- Recommendations for the 3 best books to start with for better understanding risk parity investing
- The Permanent Portfolio by Craig Rowland and J.M. Lawson
- Balanced Asset Allocation by Alex Shahidi
- Risk Parity Fundamentals by Edward Qian
- Reviews of each book below and suggested reading order
- Which to pick if you are only going to read one
The isolation and restrictions of movement during the Covid-19 pandemic and the lockdowns and curfews have been challenging to say the least. How can you spend your time, in an effort trying to stay sane, when you no longer can travel, barely go to the office, and perhaps not even physically meet friends and family.
Now in March, it becomes one full year of the exceptional circumstances and measures to limit spreading of the virus. It has been a difficult year for all, but even worse for some directly affected by the worst thinkable consequences of the pandemic.
Risk parity investing is an established discipline among institutional investors and family offices. Of these, the most famous are Bridgewater Associates' All Weather fund was a pioneer of the field, and is only accessible to pension funds and high net worth individuals.

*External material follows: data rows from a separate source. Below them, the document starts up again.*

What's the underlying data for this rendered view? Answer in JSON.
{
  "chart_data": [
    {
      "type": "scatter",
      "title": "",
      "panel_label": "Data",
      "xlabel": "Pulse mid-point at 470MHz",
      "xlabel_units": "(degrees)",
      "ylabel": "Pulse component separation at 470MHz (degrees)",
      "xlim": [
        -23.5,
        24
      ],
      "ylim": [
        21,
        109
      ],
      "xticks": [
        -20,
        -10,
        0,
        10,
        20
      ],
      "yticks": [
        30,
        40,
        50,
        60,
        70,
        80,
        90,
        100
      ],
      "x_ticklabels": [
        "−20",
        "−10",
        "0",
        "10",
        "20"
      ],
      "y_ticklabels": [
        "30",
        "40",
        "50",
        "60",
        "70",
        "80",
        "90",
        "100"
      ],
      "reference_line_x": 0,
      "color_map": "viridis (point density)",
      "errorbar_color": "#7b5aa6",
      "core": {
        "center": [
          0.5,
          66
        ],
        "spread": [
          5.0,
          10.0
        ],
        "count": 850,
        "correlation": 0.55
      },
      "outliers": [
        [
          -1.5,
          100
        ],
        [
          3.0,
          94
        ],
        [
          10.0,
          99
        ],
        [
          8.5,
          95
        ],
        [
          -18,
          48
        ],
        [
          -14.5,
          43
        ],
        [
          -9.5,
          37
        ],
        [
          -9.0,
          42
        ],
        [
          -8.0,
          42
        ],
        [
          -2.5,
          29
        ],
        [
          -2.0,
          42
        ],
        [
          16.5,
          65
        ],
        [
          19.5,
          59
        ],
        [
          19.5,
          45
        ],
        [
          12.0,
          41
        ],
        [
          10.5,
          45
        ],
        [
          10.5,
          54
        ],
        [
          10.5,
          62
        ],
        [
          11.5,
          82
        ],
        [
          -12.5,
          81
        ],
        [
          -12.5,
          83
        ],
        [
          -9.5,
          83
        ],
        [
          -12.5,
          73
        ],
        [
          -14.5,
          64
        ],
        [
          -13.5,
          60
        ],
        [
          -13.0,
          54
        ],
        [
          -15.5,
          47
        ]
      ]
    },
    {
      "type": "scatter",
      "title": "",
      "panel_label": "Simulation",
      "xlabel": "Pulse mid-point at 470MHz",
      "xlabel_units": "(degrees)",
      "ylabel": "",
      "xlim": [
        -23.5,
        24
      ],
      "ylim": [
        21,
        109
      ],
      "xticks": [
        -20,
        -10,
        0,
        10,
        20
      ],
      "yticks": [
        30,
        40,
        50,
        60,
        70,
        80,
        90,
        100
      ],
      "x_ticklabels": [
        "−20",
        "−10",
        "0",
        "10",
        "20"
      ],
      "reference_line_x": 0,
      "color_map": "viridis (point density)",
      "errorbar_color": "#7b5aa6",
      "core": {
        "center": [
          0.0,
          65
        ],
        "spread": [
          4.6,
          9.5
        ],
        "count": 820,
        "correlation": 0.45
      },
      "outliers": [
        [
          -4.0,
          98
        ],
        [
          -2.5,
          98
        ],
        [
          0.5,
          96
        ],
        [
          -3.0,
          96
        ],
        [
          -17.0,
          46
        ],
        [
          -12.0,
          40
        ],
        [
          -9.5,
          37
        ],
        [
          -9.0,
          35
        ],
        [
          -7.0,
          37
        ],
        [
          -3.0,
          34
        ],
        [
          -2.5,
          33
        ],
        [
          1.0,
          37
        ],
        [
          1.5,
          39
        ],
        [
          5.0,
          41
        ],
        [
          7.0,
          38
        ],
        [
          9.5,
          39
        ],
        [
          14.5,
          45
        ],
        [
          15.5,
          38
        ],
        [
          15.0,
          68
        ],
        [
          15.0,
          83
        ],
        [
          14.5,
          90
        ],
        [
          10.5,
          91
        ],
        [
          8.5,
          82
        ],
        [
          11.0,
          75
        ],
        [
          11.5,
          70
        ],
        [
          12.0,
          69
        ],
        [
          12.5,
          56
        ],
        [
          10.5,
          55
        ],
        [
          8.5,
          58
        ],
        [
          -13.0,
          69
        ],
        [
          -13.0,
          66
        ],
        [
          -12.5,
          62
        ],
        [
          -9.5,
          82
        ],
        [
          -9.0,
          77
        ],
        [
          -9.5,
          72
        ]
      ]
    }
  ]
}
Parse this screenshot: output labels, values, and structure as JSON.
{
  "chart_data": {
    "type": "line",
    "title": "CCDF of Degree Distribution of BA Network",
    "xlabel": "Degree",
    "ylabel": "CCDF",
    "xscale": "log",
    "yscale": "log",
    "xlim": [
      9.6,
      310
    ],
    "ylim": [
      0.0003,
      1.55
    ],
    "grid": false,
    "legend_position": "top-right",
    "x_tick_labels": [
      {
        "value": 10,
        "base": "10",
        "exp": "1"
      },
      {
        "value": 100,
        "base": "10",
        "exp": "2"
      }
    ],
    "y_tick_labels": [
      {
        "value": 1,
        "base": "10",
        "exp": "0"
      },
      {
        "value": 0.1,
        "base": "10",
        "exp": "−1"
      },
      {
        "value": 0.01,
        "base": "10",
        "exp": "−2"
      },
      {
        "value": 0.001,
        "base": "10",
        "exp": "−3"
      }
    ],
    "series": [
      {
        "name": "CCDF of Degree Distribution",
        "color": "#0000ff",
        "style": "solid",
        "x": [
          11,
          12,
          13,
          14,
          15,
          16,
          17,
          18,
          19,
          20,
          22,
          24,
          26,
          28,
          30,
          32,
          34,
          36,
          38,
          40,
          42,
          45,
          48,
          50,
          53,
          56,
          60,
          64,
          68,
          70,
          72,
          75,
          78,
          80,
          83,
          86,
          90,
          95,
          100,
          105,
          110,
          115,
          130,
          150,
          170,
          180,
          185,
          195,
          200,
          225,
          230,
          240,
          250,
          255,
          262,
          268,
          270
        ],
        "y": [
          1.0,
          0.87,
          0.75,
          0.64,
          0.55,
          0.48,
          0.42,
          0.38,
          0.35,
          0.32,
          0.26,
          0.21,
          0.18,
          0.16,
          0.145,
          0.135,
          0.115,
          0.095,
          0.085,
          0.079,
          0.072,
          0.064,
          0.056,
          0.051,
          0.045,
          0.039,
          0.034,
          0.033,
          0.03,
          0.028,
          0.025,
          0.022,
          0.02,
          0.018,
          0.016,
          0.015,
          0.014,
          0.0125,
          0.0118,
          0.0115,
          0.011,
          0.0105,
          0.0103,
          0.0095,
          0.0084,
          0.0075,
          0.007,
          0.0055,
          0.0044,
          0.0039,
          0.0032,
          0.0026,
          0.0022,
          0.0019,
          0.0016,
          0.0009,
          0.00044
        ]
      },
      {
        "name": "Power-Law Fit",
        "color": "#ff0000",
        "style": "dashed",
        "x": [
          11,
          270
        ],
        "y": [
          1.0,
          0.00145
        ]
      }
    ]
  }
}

But the benefits of risk parity investing reach also retail investors - people who do not get access to Bridgewater's products - as most investors are easily swayed by the most recent developments on the stock markets not to be sufficiently protected against the effects of what changes in expectations of economic growth and inflation can do to a portfolio.

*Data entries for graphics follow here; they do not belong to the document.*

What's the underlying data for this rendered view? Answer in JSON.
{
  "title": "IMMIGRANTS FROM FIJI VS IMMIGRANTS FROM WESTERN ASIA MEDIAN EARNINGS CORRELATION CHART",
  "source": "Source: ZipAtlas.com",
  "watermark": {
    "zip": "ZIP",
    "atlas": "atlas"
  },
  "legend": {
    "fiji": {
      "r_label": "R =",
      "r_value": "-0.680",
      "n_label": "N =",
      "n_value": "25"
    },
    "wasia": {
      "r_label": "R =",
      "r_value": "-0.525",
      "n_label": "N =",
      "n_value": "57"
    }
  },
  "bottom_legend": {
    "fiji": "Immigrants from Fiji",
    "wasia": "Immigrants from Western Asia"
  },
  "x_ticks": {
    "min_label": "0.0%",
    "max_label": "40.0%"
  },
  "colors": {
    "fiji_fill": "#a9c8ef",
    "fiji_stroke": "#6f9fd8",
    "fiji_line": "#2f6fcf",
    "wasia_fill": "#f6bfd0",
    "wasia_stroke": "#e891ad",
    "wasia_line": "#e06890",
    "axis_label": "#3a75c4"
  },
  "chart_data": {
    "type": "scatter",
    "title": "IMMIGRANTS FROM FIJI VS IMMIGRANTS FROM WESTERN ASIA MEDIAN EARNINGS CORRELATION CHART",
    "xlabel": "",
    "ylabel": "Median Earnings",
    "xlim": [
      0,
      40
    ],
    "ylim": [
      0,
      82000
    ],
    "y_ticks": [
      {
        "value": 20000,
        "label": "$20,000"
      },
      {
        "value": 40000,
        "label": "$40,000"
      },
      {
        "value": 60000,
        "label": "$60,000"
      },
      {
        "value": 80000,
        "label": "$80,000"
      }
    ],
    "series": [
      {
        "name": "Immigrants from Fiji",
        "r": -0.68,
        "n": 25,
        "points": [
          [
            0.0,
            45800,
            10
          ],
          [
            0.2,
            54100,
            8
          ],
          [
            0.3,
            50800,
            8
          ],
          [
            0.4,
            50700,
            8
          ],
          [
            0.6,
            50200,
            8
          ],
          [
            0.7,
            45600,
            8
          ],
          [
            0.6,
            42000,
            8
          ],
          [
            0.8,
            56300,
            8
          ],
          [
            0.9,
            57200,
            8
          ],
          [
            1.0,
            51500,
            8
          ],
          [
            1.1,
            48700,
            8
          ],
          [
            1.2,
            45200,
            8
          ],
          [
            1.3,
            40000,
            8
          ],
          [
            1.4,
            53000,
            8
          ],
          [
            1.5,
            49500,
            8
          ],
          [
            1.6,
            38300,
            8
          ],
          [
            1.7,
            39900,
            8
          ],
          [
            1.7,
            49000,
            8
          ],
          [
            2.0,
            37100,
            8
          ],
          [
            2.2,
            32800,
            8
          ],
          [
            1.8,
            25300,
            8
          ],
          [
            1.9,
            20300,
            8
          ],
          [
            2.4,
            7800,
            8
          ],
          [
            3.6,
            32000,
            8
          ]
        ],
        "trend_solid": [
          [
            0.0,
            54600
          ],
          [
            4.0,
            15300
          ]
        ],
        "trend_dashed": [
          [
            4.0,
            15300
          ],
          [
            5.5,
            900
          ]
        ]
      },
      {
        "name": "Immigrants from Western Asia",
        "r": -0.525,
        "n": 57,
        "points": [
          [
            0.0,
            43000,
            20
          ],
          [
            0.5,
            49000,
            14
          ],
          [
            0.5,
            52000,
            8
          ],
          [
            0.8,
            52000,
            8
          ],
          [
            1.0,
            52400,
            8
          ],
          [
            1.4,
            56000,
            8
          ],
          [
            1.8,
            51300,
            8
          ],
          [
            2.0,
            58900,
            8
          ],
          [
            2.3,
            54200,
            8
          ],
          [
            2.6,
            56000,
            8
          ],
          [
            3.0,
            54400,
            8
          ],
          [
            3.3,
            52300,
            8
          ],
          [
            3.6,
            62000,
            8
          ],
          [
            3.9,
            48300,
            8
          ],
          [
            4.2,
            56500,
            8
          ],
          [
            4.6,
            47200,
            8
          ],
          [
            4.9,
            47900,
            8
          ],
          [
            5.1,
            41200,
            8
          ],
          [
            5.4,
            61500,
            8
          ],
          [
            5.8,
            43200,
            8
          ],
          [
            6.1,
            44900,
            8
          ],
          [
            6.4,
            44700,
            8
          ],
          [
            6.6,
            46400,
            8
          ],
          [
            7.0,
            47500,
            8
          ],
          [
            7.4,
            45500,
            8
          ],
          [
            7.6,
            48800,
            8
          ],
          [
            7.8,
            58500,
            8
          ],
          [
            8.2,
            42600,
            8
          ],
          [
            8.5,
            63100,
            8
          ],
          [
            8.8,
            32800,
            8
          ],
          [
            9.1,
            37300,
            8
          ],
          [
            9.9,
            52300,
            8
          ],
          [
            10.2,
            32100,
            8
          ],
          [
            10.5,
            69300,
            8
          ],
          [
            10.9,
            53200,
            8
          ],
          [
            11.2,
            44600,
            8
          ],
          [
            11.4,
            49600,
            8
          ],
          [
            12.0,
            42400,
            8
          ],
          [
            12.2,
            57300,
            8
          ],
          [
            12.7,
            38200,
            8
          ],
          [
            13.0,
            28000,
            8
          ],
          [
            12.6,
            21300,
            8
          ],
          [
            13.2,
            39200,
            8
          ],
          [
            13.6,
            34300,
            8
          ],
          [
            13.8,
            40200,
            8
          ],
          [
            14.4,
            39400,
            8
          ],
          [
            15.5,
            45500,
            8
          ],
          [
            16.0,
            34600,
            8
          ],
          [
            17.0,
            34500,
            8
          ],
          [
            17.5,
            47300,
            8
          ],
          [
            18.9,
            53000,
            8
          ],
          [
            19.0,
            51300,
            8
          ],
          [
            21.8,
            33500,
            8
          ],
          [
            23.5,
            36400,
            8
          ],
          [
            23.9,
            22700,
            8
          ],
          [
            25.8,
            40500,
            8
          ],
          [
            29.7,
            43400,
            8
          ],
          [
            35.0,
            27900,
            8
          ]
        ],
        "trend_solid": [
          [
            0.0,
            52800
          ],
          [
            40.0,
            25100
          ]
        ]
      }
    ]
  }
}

Reading is a pastime of successful investors, not only in quarantine, and if you are keen on setting up your own risk parity portfolio (it is very easy to do with widely available ETFs), you should begin by seeking information on this investment discipline in the form of literature.
To make the getting started phase a bit easier for you, in this article, I highlight three great books about setting up a balanced portfolio. They all describe asset classes included (mainly stocks, bonds, gold, and commodities), and, more importantly, the reason behind why each asset class is needed in a portfolio to protect against the changing seasons of the economy.